I carved this Mayan Calendar in 1/4 inch thick Corian (brand) solid surface material. The diameter of the circle is 7-3/4 inches. The last picture was created within Vectric Aspire V2 to illustrate how the finished carving would look. I will say, no difference.
Tooling was a solid 1/4 inch 60 degree V-bit at 10, 600 RPM, feed was 50 IPM cut with 30 IPM plunge. Minimum Z depth was set to -0.20 inches but it looks like it didn’t get there. The material is 0.250 inches thick. Cut time was 1 Hour 35 minutes. That’s the carving details for the fellow carvers out there.
It can be used for a wall hanging or perhaps as a table hot pad. Corian can’t take high heat but a hot dish would be fine.
The primary reason I made this piece was to display and test the accuracy of the HB2 carving machine I built. This is a smaller version of the first carving I made on this machine. The HB2 machine is mostly a PDJ design, but I made changes and details (like the spindle and stepper heat sinks) to suit myself. A picture of my machine can be seen at the bottom of the PDJ home page.
Some of the calendar pictures are close duplicates, but I couldn’t decide which ones not to show. There is still some Corian material dust (the white looking deposits) in the carving and it takes a lot of work to clean it all out. The close up photography brings all those details out but it looks much better with normal hand viewing. The detail is fantastic as many of the surface lines drop right down into the deeper areas. A nice looking project.
The carving is only one part of a fully finished piece. The software design is a good sized part of the effort. The carving is interesting to watch but it is the amount of time in the detail finishing that would make this a piece of art. If this was a piece for sale, I would detail the finish, but time is money.

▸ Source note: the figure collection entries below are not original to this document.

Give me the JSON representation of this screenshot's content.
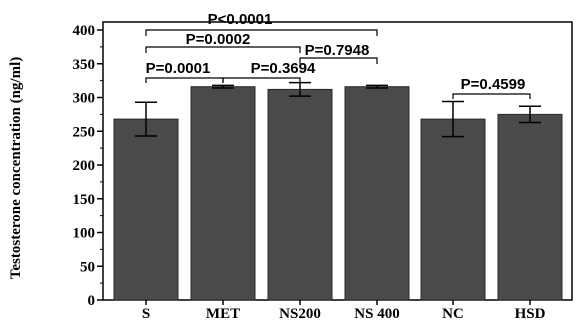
{
  "chart_data": {
    "type": "bar",
    "ylabel": "Testosterone concentration (ng/ml)",
    "xlabel": "",
    "categories": [
      "S",
      "MET",
      "NS200",
      "NS 400",
      "NC",
      "HSD"
    ],
    "values": [
      268,
      316,
      312,
      316,
      268,
      275
    ],
    "errors": [
      25,
      2,
      10,
      2,
      26,
      12
    ],
    "ylim": [
      0,
      400
    ],
    "yticks": [
      0,
      50,
      100,
      150,
      200,
      250,
      300,
      350,
      400
    ],
    "bar_color": "#4a4a4a",
    "annotations": [
      {
        "from": 0,
        "to": 1,
        "text": "P=0.0001"
      },
      {
        "from": 1,
        "to": 2,
        "text": "P=0.3694"
      },
      {
        "from": 0,
        "to": 2,
        "text": "P=0.0002"
      },
      {
        "from": 2,
        "to": 3,
        "text": "P=0.7948"
      },
      {
        "from": 0,
        "to": 3,
        "text": "P<0.0001"
      },
      {
        "from": 4,
        "to": 5,
        "text": "P=0.4599"
      }
    ]
  }
}
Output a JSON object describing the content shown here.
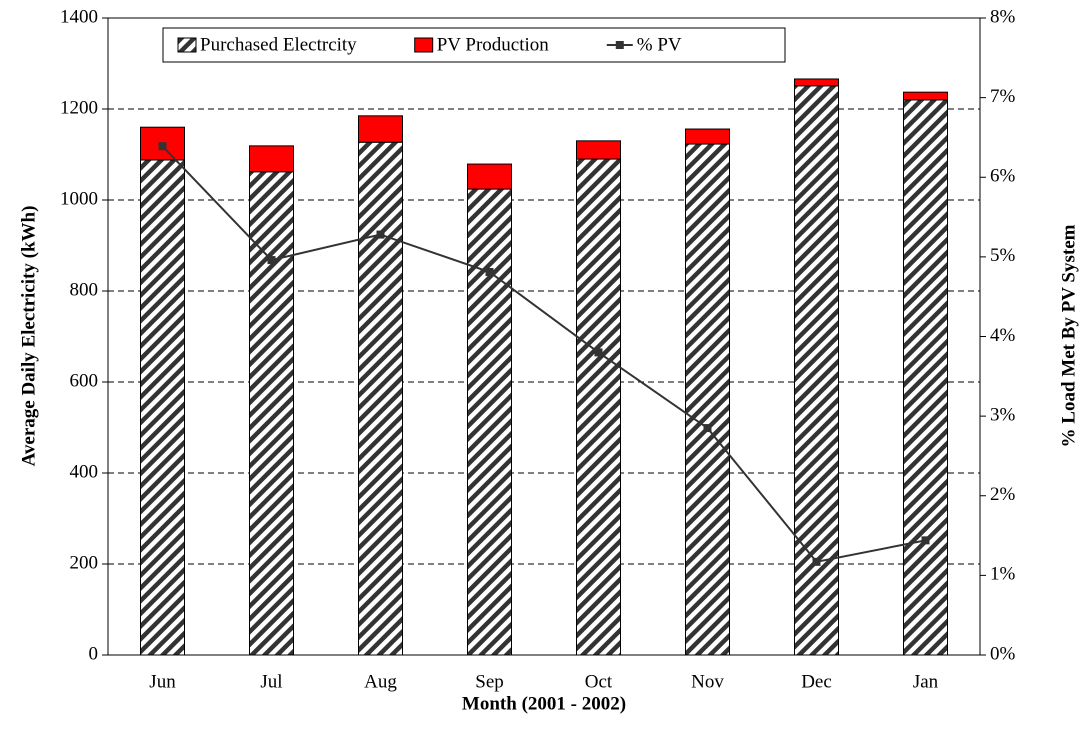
{
  "chart_data": {
    "type": "bar",
    "x_label": "Month (2001 - 2002)",
    "y_label": "Average Daily Electricity (kWh)",
    "y2_label": "% Load Met By PV System",
    "categories": [
      "Jun",
      "Jul",
      "Aug",
      "Sep",
      "Oct",
      "Nov",
      "Dec",
      "Jan"
    ],
    "series": [
      {
        "name": "Purchased Electrcity",
        "color": "#000000",
        "pattern": "hatch",
        "values": [
          1088,
          1062,
          1127,
          1024,
          1090,
          1123,
          1251,
          1220
        ]
      },
      {
        "name": "PV Production",
        "color": "#ff0000",
        "values": [
          72,
          57,
          58,
          55,
          40,
          33,
          15,
          17
        ]
      },
      {
        "name": "% PV",
        "type": "line",
        "axis": "y2",
        "color": "#333333",
        "values": [
          6.39,
          4.96,
          5.28,
          4.81,
          3.8,
          2.85,
          1.17,
          1.44
        ]
      }
    ],
    "stacked": true,
    "ylim": [
      0,
      1400
    ],
    "yticks": [
      0,
      200,
      400,
      600,
      800,
      1000,
      1200,
      1400
    ],
    "y2lim": [
      0,
      8
    ],
    "y2ticks": [
      {
        "value": 0,
        "label": "0%"
      },
      {
        "value": 1,
        "label": "1%"
      },
      {
        "value": 2,
        "label": "2%"
      },
      {
        "value": 3,
        "label": "3%"
      },
      {
        "value": 4,
        "label": "4%"
      },
      {
        "value": 5,
        "label": "5%"
      },
      {
        "value": 6,
        "label": "6%"
      },
      {
        "value": 7,
        "label": "7%"
      },
      {
        "value": 8,
        "label": "8%"
      }
    ],
    "grid": true,
    "legend": "top"
  }
}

This piece has a flaw, a little slip off the right edge — so in my book, this is as much time as I need to spend on this example.
Not quite perfect but I hope you like what you see. I love the detail.
This is the hearld of the Saint Louis and San Franciso Railroad, AKA the FRISCO line. If you have any doubt it is called the coonskin, read this documentation. It is also the name and emblem of the city in Texas where I live.
What I did here was take the business card a fireman from the City of Frisco, Texas gave us after we had our lightning strike (and fire) back in 2009. I put the card in my scanner and turned it into a digital image. From there I put the image into Vectric’s Aspire software where I converted the graphic into vector graphics.
One picture was created by the software showing exactly what the logo will look like when it is cut on a CNC router machine. The real parts have not been made but the picture looks very real. The other pictures shows two examples of the final parts and includes the business card from which they were designed.
Of course now the coonskin can be carved in any size my machine can handle.